Naast de triagecodes, speelt ook de triagetijd een rol in het totale doorstroomproces. In deze studie is een significant langere doorstroomtijd aangetoond voor patiënten met een langere triagetijd. We zien wel dat de gemiddelde triagetijd voor de totale steekproef kort is en dat triagetijd slechts in twee regressiemodellen overblijft als significant voorspellende variabele (tabel 5).

Wanneer we deze resultaten aanvullen met de kwalitatieve data, kunnen we concluderen dat het triageproces in deze studie het proces positief beïnvloedt. De triagetijd is kort en het gehanteerde triagesysteem zorgt ervoor dat een juiste inschatting wordt gemaakt van de toestand van de kinderen.

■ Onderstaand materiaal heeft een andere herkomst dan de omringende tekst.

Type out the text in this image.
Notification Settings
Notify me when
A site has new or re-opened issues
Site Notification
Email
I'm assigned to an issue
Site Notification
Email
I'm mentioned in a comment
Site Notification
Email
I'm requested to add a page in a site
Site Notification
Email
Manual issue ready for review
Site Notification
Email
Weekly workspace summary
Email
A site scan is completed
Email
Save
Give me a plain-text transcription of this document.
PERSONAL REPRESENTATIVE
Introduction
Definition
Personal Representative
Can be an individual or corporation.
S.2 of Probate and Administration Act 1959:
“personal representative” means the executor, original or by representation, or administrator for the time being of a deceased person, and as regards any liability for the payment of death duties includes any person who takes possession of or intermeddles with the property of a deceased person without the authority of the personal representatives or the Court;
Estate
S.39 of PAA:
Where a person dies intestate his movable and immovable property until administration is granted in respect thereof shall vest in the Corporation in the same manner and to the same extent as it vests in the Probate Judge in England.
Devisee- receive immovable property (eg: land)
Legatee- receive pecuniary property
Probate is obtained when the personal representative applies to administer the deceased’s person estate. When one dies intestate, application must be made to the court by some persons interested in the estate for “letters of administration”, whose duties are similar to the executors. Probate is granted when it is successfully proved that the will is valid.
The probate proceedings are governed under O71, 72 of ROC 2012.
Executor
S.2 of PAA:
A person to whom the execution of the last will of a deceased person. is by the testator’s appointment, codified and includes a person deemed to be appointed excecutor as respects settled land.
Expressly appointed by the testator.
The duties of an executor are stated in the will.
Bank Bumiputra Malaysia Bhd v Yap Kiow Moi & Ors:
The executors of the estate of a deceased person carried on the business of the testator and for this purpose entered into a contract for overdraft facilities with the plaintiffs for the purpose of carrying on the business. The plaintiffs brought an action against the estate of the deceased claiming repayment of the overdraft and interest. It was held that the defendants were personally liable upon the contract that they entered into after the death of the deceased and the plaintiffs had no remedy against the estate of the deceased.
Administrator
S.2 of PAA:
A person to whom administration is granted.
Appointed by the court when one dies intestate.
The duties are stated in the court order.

6.1.3. Wachten op een behandelkamer

In deze studie verbleven slechts 3,04% van de patiënten in de wachtzaal (tabel 3) alvorens ze plaats konden nemen in een behandelkamer. Tijd in de wachtzaal is de enige variabele in dit onderzoek waarvoor geen significante invloed op totale doorstroomtijd aantoont kan worden (tabel 3). Ook de kwalitatieve data ondersteunen die bevinding. Dat geen enkele patiënt met code rood in de wachtzaal verbleef, is positief en toont hier opnieuw de sterkte van het huidige triagesysteem aan.

(37)

6.1.4. Wachttijd tot eerste contact arts

Een lange wachttijd tot eerste contact arts wordt in de literatuur geassocieerd met verlengde doorstroomtijd [33,48]. De participanten in dit onderzoeken vinden de wachttijd

tot eerste contact arts meestal aanvaardbaar (tabel 2). Toch geven ze aan dat die

wachttijd kan oplopen bij extreme drukte. Die situatie doet zich vooral voor na 20u ’s avonds, wanneer slechts één spoedarts aanwezig is op dienst. Vanuit de kwantitatieve data blijkt de wachttijd eerder een knelpunt. Vooral voor de meest urgente codes besluiten we dat de vooropgestelde doelstellingen van het ziekenhuis niet behaald worden en de wachttijd te lang oploopt (zie 5.3.2.). Alishahi et al. (2019) onderzocht welke variabelen de wachttijd tot eerste contact arts kunnen verkorten. Het eerste contact arts vindt o.a. sneller plaats bij: het werken met een elektronisch dashboard, de aanwezigheid van inchecktechnologie voor kiosken of door gebruik te maken van een ‘full capacity protocol’ bij overbezetting. Cheng (2016) ten slotte, toonde in zijn studie het positieve effect aan van een ‘pager notification system’ voor categorie 2 patiënten binnen de Australische triageschaal (ATS) op een pediatrische spoedafdeling.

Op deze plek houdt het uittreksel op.